Determine whether it's possible to cover a $K_{2012}$ with a) 1000 $K_{1006}$'s; b) 1000 $K_{1006,1006}$'s. David Yang.
Problem
Source: ELMO Shortlist 2012, C2
Tags: floor function, ceiling function, algorithm, logarithms, combinatorics proposed, combinatorics
06.07.2012 11:52
a) Let $A_1=\{1,2,\cdots,503\}$, $A_2=\{504,\cdots,1006\}$, $A_3=\{1007,\cdots,1509\}$, $A_4=\{1510,\cdots,2012\}$. Just consider $6$ complete graphs $A_1\cup A_2$, $A_1\cup A_3, \cdots A_3 \cup A_4$. Thus possible. b)Possible. Just consider $505$ divisions. $\{odd\},\{1,4,5,8,\ldots,2009,2012\},\{4k-3,4k-2,\ldots,4k+1002\}$. (Take modulo $2012$)
06.07.2012 19:35
Bigwood wrote: b)Possible.

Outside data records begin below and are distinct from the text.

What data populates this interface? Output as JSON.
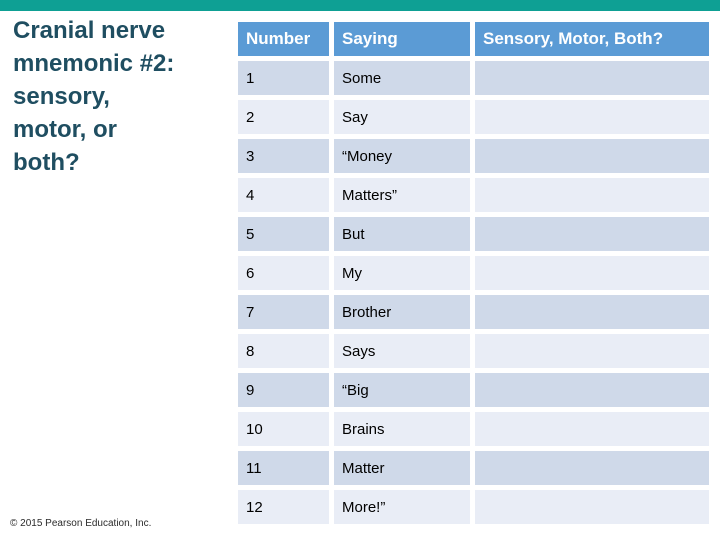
{
  "slide": {
    "title": "Cranial nerve\nmnemonic #2:\nsensory,\nmotor, or\nboth?",
    "copyright": "© 2015 Pearson Education, Inc."
  },
  "colors": {
    "top_bar_teal": "#0EA094",
    "title_text": "#1F4E61",
    "table_header_bg": "#5B9BD5",
    "table_header_text": "#FFFFFF",
    "row_odd_bg": "#CFD9E9",
    "row_even_bg": "#E9EDF6",
    "cell_text": "#000000"
  },
  "table": {
    "columns": [
      "Number",
      "Saying",
      "Sensory, Motor, Both?"
    ],
    "rows": [
      {
        "number": "1",
        "saying": "Some",
        "answer": ""
      },
      {
        "number": "2",
        "saying": "Say",
        "answer": ""
      },
      {
        "number": "3",
        "saying": "“Money",
        "answer": ""
      },
      {
        "number": "4",
        "saying": "Matters”",
        "answer": ""
      },
      {
        "number": "5",
        "saying": "But",
        "answer": ""
      },
      {
        "number": "6",
        "saying": "My",
        "answer": ""
      },
      {
        "number": "7",
        "saying": "Brother",
        "answer": ""
      },
      {
        "number": "8",
        "saying": "Says",
        "answer": ""
      },
      {
        "number": "9",
        "saying": "“Big",
        "answer": ""
      },
      {
        "number": "10",
        "saying": "Brains",
        "answer": ""
      },
      {
        "number": "11",
        "saying": "Matter",
        "answer": ""
      },
      {
        "number": "12",
        "saying": "More!”",
        "answer": ""
      }
    ]
  }
}
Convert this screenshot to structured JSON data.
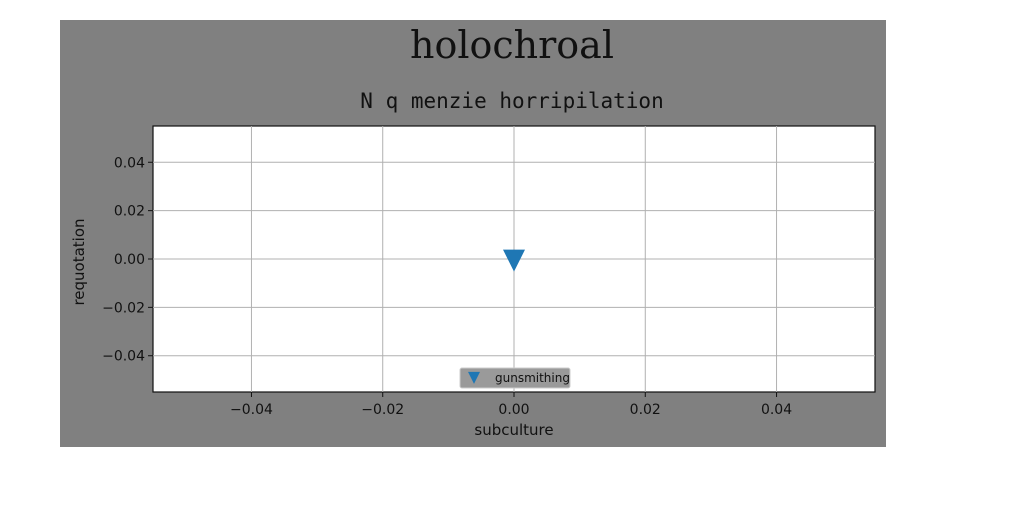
{
  "chart_data": {
    "type": "scatter",
    "suptitle": "holochroal",
    "title": "N q menzie horripilation",
    "xlabel": "subculture",
    "ylabel": "requotation",
    "xlim": [
      -0.055,
      0.055
    ],
    "ylim": [
      -0.055,
      0.055
    ],
    "xticks": [
      -0.04,
      -0.02,
      0.0,
      0.02,
      0.04
    ],
    "xtick_labels": [
      "−0.04",
      "−0.02",
      "0.00",
      "0.02",
      "0.04"
    ],
    "yticks": [
      -0.04,
      -0.02,
      0.0,
      0.02,
      0.04
    ],
    "ytick_labels": [
      "−0.04",
      "−0.02",
      "0.00",
      "0.02",
      "0.04"
    ],
    "grid": true,
    "legend_position": "lower center",
    "series": [
      {
        "name": "gunsmithing",
        "marker": "triangle-down",
        "color": "#1f77b4",
        "points": [
          {
            "x": 0.0,
            "y": 0.0
          }
        ]
      }
    ]
  }
}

Just consider $505$ divisions. $\{odd\},\{1,4,5,8,\ldots,2009,2012\},\{4k-3,4k-2,\ldots,4k+1002\}$. (Take modulo $2012$) For a cleaner and more efficient construction, we can use recursion: letting $f(n)$ denote the minimum number of $K_{\lfloor{n/2}\rfloor,\lceil{n/2}\rceil}$'s needed to cover a $K_n$, we have $f(1)=0$ and \[f(n)\le 1+\max\{f(\lfloor{n/2}\rfloor),f(\lceil{n/2}\rceil)\}\]for $n\ge2$. Indeed, suppose $M=\max\{f(\lfloor{n/2}\rfloor),f(\lceil{n/2}\rceil)\}$ and consider the partition $G_1\cup G_2=K_n$, where $|G_1|=\lfloor{n/2}\rfloor$ and $|G_2|=\lceil{n/2}\rceil$. By definition, there exist covers of $G_1$ and $G_2$ by complete bipartite graphs $H_{1i}\cup H_{2i}$ and $H_{3i}\cup H_{4i}$ ($1\le i\le M$), respectively, such that $|H_{1i}|=\lfloor{|G_1|/2}\rfloor$, $|H_{2i}|=\lceil{|G_1|/2}\rceil$, $|H_{3i}|=|G_1|-\lfloor{|G_1|/2}\rfloor$, and $|H_{4i}|=|G_2|-\lceil{|G_1|/2}\rceil$, where it is easy to check that $\{|H_{3i}|,|H_{4i}|\}=\{\lfloor{|G_2|/2}\rfloor,\lceil{|G_2|/2}\rceil\}$. But then our $K_n$ is covered by $G_1\cup G_2$ and $(H_{1i}\cup H_{3i})\cup(H_{2i}\cup H_{4i})$ (we only have edges between $H_{ui},H_{vi}$ when $2\nmid u-v$) for $1\le i\le M$. This gives something like $f(2012)\le 11$. Note: In fact, for any fixed subgraph $H$, we can cover (using the greedy algorithm by covering the maximum possible number of previously uncovered edges at each step) $K_n$ using at most $cn^2\ln{n}/E(H)$ copies of $H$, where $c$ is some constant independent of $n,H$. (See, for instance, Proposition 1, and note that by the probabilistic method, $\mu(K_n)=\binom{n}{2}/E(H)$.)